In fact, there are two regular expressions available for this purpose -
cluster.rsync-hash-regex and cluster.extra-hash-regex. As its name
implies, rsync-hash-regex defaults to the pattern that regex uses, while
extra-hash-regex can be set by the user to support a second tool using the
same temporary-file idiom.
Commit Hashes
A very recent addition to DHT’s algorithmic arsenal is intended to reduce the
number of “broadcast” lookups the it issues. If a volume is completely in
balance, then no file could exist anywhere but at its hashed location.
Therefore, if we’ve already looked there and not found it, then looking
elsewhere would be pointless (and wasteful). The commit hash mechanism is
used to detect this case. A commit hash is assigned to a volume, and
separately to each directory, and then updated according to the following
rules.
The volume commit hash is changed whenever actions are taken that might
cause layout assignments across all directories to become invalid - i.e.
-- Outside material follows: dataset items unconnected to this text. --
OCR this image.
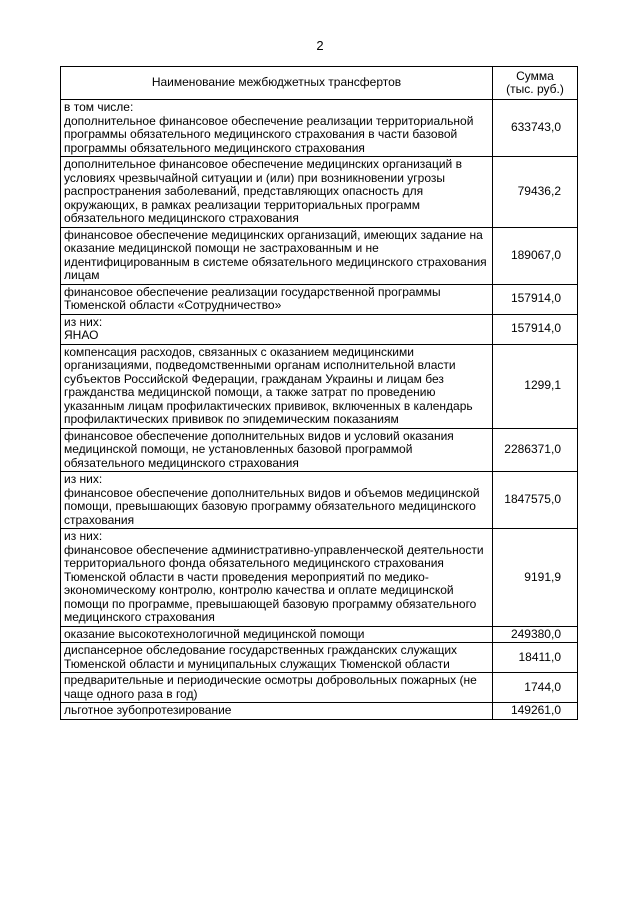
2
Наименование межбюджетных трансфертов	Сумма
(тыс. руб.)

в том числе:
дополнительное финансовое обеспечение реализации территориальной программы обязательного медицинского страхования в части базовой программы обязательного медицинского страхования	633743,0
дополнительное финансовое обеспечение медицинских организаций в условиях чрезвычайной ситуации и (или) при возникновении угрозы распространения заболеваний, представляющих опасность для окружающих, в рамках реализации территориальных программ обязательного медицинского страхования	79436,2
финансовое обеспечение медицинских организаций, имеющих задание на оказание медицинской помощи не застрахованным и не идентифицированным в системе обязательного медицинского страхования лицам	189067,0
финансовое обеспечение реализации государственной программы Тюменской области «Сотрудничество»	157914,0

из них:
ЯНАО	157914,0
компенсация расходов, связанных с оказанием медицинскими организациями, подведомственными органам исполнительной власти субъектов Российской Федерации, гражданам Украины и лицам без гражданства медицинской помощи, а также затрат по проведению указанным лицам профилактических прививок, включенных в календарь профилактических прививок по эпидемическим показаниям	1299,1
финансовое обеспечение дополнительных видов и условий оказания медицинской помощи, не установленных базовой программой обязательного медицинского страхования	2286371,0

из них:
финансовое обеспечение дополнительных видов и объемов медицинской помощи, превышающих базовую программу обязательного медицинского страхования	1847575,0

из них:
финансовое обеспечение административно-управленческой деятельности территориального фонда обязательного медицинского страхования Тюменской области в части проведения мероприятий по медико-экономическому контролю, контролю качества и оплате медицинской помощи по программе, превышающей базовую программу обязательного медицинского страхования	9191,9
оказание высокотехнологичной медицинской помощи	249380,0
диспансерное обследование государственных гражданских служащих Тюменской области и муниципальных служащих Тюменской области	18411,0
предварительные и периодические осмотры добровольных пожарных (не чаще одного раза в год)	1744,0
льготное зубопротезирование	149261,0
bricks being added, removed, or replaced.The directory commit hash is changed whenever actions are taken that might
cause files to be “misplaced” - e.g. when they’re renamed.The directory commit hash is set to the volume commit hash when the
directory is created, and whenever the directory is fully rebalanced so that
all files are at their hashed locations.
In other words, whenever either the volume or directory commit hash is changed
that creates a mismatch. In that case we revert to the “pessimistic”
broadcast-lookup method described earlier. However, if the two hashes match
then we can with skip the broadcast lookup and return a result immediately.
This has been observed to cause a 3x performance improvement in workloads that
involve creating many small files across many bricks.